Según Funides, ese desplome vendría a suponer al país unas pérdidas de 1.214 millones de dólares en valor agregado, afectando principalmente al comercio (pérdidas de 377 millones de dólares), a la construcción (179 millones) y hoteles y restaurantes (157 millones). A julio de 2018 Funides contabilizó 347.000 personas que habían sido despedidas o suspendidas de sus puestos de trabajo, el 76,7% de las cuales correspondían a los tres sectores que se acaban de señalar.

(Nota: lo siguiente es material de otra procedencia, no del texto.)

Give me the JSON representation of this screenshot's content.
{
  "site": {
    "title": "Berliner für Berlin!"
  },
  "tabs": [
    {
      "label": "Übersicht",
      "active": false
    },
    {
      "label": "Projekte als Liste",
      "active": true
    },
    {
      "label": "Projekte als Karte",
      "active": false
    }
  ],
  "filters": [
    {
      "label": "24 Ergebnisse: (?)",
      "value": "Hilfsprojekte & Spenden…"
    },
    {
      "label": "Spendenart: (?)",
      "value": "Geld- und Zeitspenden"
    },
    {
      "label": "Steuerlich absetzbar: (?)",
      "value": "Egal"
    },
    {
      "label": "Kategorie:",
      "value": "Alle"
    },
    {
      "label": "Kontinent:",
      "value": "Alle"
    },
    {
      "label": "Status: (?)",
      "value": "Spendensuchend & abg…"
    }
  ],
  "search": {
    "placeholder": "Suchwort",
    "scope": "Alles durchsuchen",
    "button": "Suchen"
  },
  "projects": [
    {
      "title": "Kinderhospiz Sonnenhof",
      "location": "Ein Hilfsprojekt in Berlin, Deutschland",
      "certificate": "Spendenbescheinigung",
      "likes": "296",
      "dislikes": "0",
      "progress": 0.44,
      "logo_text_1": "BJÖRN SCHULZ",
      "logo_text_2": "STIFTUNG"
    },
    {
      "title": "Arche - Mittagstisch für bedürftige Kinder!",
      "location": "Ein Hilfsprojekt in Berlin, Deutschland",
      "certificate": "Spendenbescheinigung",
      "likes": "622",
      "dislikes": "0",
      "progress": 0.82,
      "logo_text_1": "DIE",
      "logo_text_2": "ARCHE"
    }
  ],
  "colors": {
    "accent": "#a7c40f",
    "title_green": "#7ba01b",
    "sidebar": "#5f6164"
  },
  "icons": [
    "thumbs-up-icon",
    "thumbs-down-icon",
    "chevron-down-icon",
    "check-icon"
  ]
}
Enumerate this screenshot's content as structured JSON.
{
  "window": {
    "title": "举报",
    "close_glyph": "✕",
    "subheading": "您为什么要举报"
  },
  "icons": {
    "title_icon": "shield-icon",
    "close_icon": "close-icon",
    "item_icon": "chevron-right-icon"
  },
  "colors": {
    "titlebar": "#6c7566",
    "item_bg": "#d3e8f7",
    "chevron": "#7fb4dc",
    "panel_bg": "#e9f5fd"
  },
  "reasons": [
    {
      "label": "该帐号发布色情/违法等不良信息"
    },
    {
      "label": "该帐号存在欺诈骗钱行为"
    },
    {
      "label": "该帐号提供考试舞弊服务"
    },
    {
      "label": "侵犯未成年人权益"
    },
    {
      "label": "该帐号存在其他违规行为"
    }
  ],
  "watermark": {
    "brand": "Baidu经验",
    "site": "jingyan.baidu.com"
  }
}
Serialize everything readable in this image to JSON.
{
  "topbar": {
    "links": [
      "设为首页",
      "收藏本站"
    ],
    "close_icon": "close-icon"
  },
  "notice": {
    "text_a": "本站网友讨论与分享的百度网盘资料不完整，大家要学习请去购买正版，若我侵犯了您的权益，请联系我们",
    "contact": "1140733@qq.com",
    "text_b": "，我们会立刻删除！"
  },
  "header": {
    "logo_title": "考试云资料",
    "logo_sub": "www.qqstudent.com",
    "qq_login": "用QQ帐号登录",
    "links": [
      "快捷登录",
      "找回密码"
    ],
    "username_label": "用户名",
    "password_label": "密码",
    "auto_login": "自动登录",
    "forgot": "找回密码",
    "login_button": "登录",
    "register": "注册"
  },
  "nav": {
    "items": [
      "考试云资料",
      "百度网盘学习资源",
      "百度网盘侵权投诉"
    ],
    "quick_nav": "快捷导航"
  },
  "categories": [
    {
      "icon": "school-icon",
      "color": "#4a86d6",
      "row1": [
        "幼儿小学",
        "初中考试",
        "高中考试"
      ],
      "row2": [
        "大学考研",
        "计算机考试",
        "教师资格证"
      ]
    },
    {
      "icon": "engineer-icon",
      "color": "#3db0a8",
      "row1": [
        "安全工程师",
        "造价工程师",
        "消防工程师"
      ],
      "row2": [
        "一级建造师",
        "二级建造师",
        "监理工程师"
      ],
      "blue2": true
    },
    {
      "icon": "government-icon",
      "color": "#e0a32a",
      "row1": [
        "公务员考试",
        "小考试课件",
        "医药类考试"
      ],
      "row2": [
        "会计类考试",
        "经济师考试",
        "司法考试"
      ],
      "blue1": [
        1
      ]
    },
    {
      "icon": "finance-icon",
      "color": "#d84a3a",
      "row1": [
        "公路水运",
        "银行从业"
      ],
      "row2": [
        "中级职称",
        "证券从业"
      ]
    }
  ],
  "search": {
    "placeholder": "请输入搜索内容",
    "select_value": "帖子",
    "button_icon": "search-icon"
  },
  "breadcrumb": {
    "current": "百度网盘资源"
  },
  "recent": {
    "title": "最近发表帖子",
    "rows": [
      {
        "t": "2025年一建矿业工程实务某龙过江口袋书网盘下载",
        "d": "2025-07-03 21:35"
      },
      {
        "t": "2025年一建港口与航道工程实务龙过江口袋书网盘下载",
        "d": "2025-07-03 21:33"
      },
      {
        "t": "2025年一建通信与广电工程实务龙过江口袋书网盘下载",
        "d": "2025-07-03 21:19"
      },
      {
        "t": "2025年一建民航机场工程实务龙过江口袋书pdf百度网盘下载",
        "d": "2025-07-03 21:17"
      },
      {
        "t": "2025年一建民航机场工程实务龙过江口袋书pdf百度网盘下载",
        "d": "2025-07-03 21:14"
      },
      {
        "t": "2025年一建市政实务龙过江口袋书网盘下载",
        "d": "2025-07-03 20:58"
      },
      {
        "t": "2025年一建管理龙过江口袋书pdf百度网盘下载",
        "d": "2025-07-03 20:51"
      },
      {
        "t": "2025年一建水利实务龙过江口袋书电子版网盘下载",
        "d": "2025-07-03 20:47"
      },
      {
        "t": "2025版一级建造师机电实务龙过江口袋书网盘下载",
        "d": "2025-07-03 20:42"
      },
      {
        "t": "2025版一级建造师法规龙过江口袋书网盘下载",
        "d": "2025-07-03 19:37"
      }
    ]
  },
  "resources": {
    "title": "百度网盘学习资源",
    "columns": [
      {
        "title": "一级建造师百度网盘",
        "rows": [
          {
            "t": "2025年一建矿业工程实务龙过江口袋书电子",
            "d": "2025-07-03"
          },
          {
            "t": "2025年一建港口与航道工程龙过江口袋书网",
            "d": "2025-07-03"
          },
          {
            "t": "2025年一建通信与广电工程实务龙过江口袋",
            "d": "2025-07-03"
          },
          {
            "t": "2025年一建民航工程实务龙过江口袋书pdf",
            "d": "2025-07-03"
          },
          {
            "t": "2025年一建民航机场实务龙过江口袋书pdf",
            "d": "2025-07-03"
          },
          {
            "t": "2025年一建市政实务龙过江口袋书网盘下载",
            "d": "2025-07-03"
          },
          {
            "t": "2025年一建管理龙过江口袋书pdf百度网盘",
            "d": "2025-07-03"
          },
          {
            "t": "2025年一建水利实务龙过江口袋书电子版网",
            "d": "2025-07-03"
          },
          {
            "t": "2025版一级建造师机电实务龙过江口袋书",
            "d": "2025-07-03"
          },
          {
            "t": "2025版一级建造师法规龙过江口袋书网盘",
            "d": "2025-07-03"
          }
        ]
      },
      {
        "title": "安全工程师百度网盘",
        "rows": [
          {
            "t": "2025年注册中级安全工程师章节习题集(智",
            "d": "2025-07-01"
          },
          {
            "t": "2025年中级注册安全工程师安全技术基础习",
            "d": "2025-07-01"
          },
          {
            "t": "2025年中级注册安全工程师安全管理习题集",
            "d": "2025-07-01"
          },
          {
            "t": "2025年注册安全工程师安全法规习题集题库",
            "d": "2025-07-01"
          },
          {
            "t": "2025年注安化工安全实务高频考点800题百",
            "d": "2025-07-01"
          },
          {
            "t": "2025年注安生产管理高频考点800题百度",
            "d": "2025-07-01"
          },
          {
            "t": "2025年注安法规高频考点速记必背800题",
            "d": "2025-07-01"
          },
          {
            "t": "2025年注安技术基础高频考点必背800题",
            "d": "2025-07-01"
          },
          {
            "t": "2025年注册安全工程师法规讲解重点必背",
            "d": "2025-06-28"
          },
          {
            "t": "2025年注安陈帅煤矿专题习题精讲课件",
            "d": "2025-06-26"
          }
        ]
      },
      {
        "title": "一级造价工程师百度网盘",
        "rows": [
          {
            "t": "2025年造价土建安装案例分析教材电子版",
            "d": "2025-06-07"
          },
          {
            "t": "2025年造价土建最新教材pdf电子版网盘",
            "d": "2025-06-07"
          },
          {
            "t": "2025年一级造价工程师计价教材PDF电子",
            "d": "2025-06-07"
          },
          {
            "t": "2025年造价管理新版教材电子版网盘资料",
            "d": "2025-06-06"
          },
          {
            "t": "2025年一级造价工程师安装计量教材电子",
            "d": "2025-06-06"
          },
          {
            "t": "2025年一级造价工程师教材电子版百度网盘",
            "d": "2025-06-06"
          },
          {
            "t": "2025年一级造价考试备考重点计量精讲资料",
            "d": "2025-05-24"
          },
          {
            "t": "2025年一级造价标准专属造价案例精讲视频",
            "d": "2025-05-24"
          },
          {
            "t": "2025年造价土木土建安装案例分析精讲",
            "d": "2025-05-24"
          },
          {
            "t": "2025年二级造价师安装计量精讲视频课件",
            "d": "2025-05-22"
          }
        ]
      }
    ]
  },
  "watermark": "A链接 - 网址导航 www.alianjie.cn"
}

Pobreza casi como tras la guerra FSLN-Contra

Ese volumen de despidos y suspensiones de empleo hizo que las personas en situación de pobreza pasaran del 29,6% al 34,8% de la población (porcentaje que supone más de 2 millones de nicaragüenses), de acuerdo con Funides, que advertía que una caída del 4% del PIB se produciría en un contexto de gran costo social: «Existen alrededor de 1,2 millones de personas que, aunque no son pobres, están en riesgo de caer en situación de pobreza si llegan a perder su empleo o si su ingreso se reduce considerablemente en los próximos meses».

La previsión añadía que, de verse afectadas todas esas personas, los niveles de pobreza serían similares a los de la primera mitad de la década de 1990, cuando el país salía de la guerra entre el gobierno revolucionario del FSLN y la Contra y «prácticamente la mitad de la población vivía en situación de pobreza».